The three Hazel Atlas promotional jam jars — strawberry, pineapple, and apple
Hazel Atlas jam jars were part of a promotion used to advertise the new Kix cereal in the late 1930’s and early 1940’s. I have found magazine and newspaper ads… also radio commercials… from this time period advertising this promotion of “English breakfast marmalade jars”… one strawberry or one apple for one cent with the purchase of two packages of Kix cereal. (Kix cereal prices varied slightly from store to store, but two packages of cereal always cost less than 25 cents.) I have not been able to find a similar promotional advertisement for the pineapple… if you know of one, please let me know.
These Hazel Atlas jam jars were all gifts to me from my sons
The strawberry and apple are still often available, but the pineapple is considered to be a rare find. It has only recently been acknowledged as one of these promotional jam jars and is several times more expensive than the other two. It isn’t as noticeable in photographs, but the pineapple has a much more delicate appearance than the more bulky strawberry and apple.
My three apples… three different colorations
The apples can vary quite a bit in coloration, but each one is a blend of red and yellow. Some people insist the apple was actually intended to be a peach, but all of the vintage promotional material I have found describes it as an apple… and it certainly looks more like an apple to me!
My first two strawberries… my introduction to Hazel Atlas jam jars
None of these three promotional jars have a manufacturer’s mark, but it is the consensus among the experts in this field that they were all made by the Hazel Atlas Glass Company. The jars are made of a white milk glass… probably the patented Hazel Atlas platonite… with a fired-on paint finish. On some of the strawberry jars the green leaves were originally painted rather unevenly. This is a common (acceptable) characteristic, but I have seen several strawberries recently where the leaves had unfortunately been repainted with a high gloss green paint. I have occasionally also seen repainted apples, but in both cases the repainted finishes are very different from the original fired-on paint… it’s easy to tell the difference. Obviously repainted jars should be avoided.
Apple with lid, approximately 3 1/4″ wide and 3 1/2″ tall plus a 1/2″ stem
Strawberry with lid, approximately 3 1/4″ wide and 3 1/2″ tall plus a 1/2″ stem
Pineapple with lid, approximately 2 3/4″ wide and 3 1/2″ tall plus a 1″ stem
As far back as I can remember, my mother always had one of the strawberry jars on a shelf in the kitchen. I remember that she used it to store safety pins. Several years ago she found an identical jar at a yard sale and bought it for me because she knew how much I had always liked hers. These two strawberries were my introduction to Hazel Atlas jam jars. More recently my sons have expanded my collection, and their gift to me this past Mother’s Day was really special and a huge surprise… an absolutely perfect Hazel Atlas pineapple!!!

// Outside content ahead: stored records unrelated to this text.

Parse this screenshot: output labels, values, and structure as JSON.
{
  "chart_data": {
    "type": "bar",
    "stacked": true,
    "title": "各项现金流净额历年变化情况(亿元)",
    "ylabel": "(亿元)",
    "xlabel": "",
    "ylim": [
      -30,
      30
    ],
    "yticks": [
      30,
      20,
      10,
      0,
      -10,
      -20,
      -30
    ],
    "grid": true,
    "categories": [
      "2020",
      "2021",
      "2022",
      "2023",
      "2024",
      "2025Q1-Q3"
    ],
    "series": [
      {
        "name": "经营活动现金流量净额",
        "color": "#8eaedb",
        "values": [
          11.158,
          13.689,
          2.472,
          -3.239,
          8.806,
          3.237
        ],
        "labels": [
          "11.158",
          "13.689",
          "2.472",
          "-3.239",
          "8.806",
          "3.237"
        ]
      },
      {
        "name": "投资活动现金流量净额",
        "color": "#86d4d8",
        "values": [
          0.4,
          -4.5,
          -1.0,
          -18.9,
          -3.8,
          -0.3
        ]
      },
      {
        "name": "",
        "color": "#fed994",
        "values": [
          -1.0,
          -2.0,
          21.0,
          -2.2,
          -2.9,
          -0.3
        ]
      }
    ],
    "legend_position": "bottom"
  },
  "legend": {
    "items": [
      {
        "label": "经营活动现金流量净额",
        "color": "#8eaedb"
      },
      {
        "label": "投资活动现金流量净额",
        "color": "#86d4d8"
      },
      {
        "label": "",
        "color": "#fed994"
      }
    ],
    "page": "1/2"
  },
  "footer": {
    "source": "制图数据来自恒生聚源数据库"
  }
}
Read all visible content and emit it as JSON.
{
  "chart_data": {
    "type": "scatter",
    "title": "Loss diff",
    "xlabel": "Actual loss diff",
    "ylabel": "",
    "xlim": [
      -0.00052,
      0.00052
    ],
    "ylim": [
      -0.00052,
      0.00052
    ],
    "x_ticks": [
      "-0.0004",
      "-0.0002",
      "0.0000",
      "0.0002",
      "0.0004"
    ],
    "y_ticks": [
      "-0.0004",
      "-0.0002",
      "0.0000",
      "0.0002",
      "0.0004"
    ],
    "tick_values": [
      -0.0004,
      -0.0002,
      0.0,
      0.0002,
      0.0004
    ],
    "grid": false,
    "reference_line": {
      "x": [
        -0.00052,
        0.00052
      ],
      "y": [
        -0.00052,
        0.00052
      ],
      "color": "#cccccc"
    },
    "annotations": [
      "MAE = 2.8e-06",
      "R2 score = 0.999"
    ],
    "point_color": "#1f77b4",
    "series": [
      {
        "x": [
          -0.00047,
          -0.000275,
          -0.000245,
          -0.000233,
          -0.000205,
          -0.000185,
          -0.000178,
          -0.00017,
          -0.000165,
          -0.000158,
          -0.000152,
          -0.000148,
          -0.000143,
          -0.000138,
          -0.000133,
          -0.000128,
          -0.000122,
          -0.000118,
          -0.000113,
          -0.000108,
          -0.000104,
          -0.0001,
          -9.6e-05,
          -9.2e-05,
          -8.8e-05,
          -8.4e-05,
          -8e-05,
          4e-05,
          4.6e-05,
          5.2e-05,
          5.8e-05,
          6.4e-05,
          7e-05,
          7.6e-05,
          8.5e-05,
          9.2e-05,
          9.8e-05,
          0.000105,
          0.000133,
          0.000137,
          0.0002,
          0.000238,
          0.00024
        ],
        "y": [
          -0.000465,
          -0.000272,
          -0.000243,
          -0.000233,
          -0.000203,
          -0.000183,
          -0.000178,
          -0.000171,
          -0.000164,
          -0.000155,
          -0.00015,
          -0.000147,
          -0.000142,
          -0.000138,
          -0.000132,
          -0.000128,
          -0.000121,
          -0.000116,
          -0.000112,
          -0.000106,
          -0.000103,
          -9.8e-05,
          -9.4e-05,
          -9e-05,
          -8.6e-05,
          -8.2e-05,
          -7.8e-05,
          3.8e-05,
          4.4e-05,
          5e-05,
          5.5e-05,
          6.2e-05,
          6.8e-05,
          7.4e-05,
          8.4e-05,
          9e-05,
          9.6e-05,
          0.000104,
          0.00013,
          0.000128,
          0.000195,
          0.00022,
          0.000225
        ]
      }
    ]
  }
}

What a charming and delightful collection. I really enjoyed reading about these whimsical little jars, their history, and how you first learned about them. And how thoughtful of your sons to surprise you with the pineapple jar – that part of your story really made me smile.
I appreciate the detail you put in your posts. I have been looking for information about these jars. My nana had the apple but we never knew it was Hazel Atlas. I’ll have to see if she still has it somewhere and if she’ll let me have it.
Don’t you wish companies gave away things like that now? I can remember getting towels and wash cloths in soap powder and pretty glasses in soap powder. And that was when I was in my teens in the late 60s early 70s. These are beautiful. How nice that you have a pineapple too.
What a lovely collection! I have never seen any of these in the antique stores in my area (East Texas). I have read that some collectibles seem to be more regional finds. I wonder if that is the case with these?
I actually have 2 of the apples. I bought one for myself and one for my mom some years back. When my mom passed away, I got her apple back. I have seen numerous strawberries in my hunting, but have not seen a pineapple! I didn’t know the strawberries and apples were related as they are. I am so happy to know the history of these!
I snagged a strawberry from my grandmothers “trash” when she passed away. It’s lid was broken and nobody wanted it. I spent years searching for a lid! Finally found one a few years ago and have used it daily since. Last night my lid was obliterated so I’m back looking for another lid!! I live knowing the back story to the strawberry!! Thanks! I WILL find a lid!!!